LONDON – Fidaxomicin was noninferior to vancomycin in achieving clinical cure of Clostridium difficile infection after 10 days of treatment but was superior to vancomycin in attaining lower recurrence rates and higher sustained response rates at 4 weeks.
The findings come from a multicenter, randomized, controlled, double-blind study conducted in seven European countries, Canada, and the United States. It was funded by Optimer Pharmaceuticals, manufacturer of fidaxomicin, a novel macrocyclic antibiotic with a narrow spectrum of activity against gram-positive bacteria and minimal activity against normal gut flora. It was approved for treatment of C. difficile infection in the United States in May 2011 and in Europe in December 2011. A previous phase III trial in Canada and the United States showed fidaxomicin to be noninferior to vancomycin for clinical cure and superior for sustained response at 4 weeks after treatment completion (N. Engl. J. Med. 2011;364:422-31).
The current study, identical in design and procedures, compared the efficacy of fidaxomicin in Europe as well as in the United States and Canada, said Dr. Oliver A. Cornely of University Hospital, Cologne, Germany. The findings were published online prior to the ECCMID meeting (Lancet Infect. Dis. 2012;12:281-9).

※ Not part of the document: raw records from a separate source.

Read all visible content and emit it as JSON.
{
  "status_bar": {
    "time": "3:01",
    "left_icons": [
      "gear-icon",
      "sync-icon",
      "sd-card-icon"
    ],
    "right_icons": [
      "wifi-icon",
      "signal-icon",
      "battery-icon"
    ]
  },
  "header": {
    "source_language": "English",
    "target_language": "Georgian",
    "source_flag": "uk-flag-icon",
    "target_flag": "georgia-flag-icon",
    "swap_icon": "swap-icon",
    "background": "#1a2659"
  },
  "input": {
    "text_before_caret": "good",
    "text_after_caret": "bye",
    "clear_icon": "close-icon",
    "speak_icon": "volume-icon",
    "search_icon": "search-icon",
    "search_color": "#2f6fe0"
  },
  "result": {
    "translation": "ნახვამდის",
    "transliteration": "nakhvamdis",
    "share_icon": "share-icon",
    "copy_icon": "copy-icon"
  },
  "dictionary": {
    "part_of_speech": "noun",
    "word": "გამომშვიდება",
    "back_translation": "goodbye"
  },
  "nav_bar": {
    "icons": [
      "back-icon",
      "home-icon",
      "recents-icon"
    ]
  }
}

The 509 patients included in the intent to treat analysis were all aged 16 years or older, had more than three unformed bowel movements per 24 hours, had C. diff infection confirmed by toxin A and/or B in stool, and had a first episode or recurrence within 90 days. They were randomized to either twice-daily 200-mg doses of fidaxomicin with twice-daily intervening placebo or the standard 125-mg doses of vancomycin four times daily.
The 198 patients from Europe were slightly older than those from the United States and Canada (66.9 vs. 61.2 years), and fewer were women (54.5% vs. 65%). More of the European group were inpatients at the time of study enrollment (84.3% vs. 57.9%), but fewer in Europe had had a previous episode of C. diff within the prior 90 days (10.1% vs. 18.0%). As expected, the hypervirulent, fluoroquinolone-resistant C. difficile strain NAP1/BI/027 was more common in the U.S./Canada (45.9% vs. 10.4%).
Use of concomitant antibiotics to treat other infections was more common in Europe than in the United States during both treatment and follow-up (34.8% vs. 26.7% for either time period), Dr. Cornely reported.
For the primary study end point ("resolution of diarrhea and no further need for treatment"), fidaxomicin was noninferior to vancomycin, 87.7% vs. 86.8%, well within the prespecified 10% margin. However, fidaxomicin was superior in recurrence, defined as return of diarrhea within 4 weeks of completing therapy plus a positive toxin test (12.7% vs. 26.9%). Fidaxomicin was also superior for sustained response, defined as clinical cure maintained for 4 weeks (76.6% vs. 63.4%). The median time to resolution of diarrhea did not differ between fidaxomicin and vancomycin (56 vs. 58 hours, respectively). (Time to resolution was defined as the number of hours from the first dose of the study drug to the last unformed bowel movement preceding 2 days of three or fewer unformed stools per day.)
Resolution of diarrhea was significantly delayed among patients who received antibiotics to treat other infections at the same time as they were being treated for CDI (median time to resolution 92 hours vs. 54 hours). Among the patients who were receiving concomitant antibiotics, fidaxomicin was superior to vancomycin in clinical cure rate (90.2% of 51 vs. 73.3% of 45), Dr. Cornely reported.
When Europe and the U.S./Canada were analyzed separately, fidaxomicin remained noninferior for clinical cure and superior for recurrence and sustained response. However, recurrence rates overall were slightly higher and sustained response slightly lower in the U.S./Canada, compared with Europe, although the confidence intervals were broad. Early resolution (in less than 72 hours) was more common in Europe (51 vs. 60 hours), but the overall trend was not significantly different for Europe and North America, he said.
There were no significant differences in cure rates between fidaxomicin and vancomycin for other subgroups, including those stratified by age, prior C. diff. infection, inpatient/outpatient, severity, strain, or location.
No fidaxomicin-resistant clones were isolated at baseline or at the end of treatment, although a single isolate recovered at recurrence in Canada has reduced susceptibility, Dr. Cornely noted.
The study was funded by Optimer Pharmaceuticals. Dr. Cornely disclosed that he has received research grants or lecture honoraria or is an adviser to Optimer and multiple other firms, including Actelion, Astellas, Basilea, Bayer, BioCryst, Celgene, F2G, Genzyme, Gilead, Merck, Miltenyi, Pfizer, Quintiles, and ViroPharma.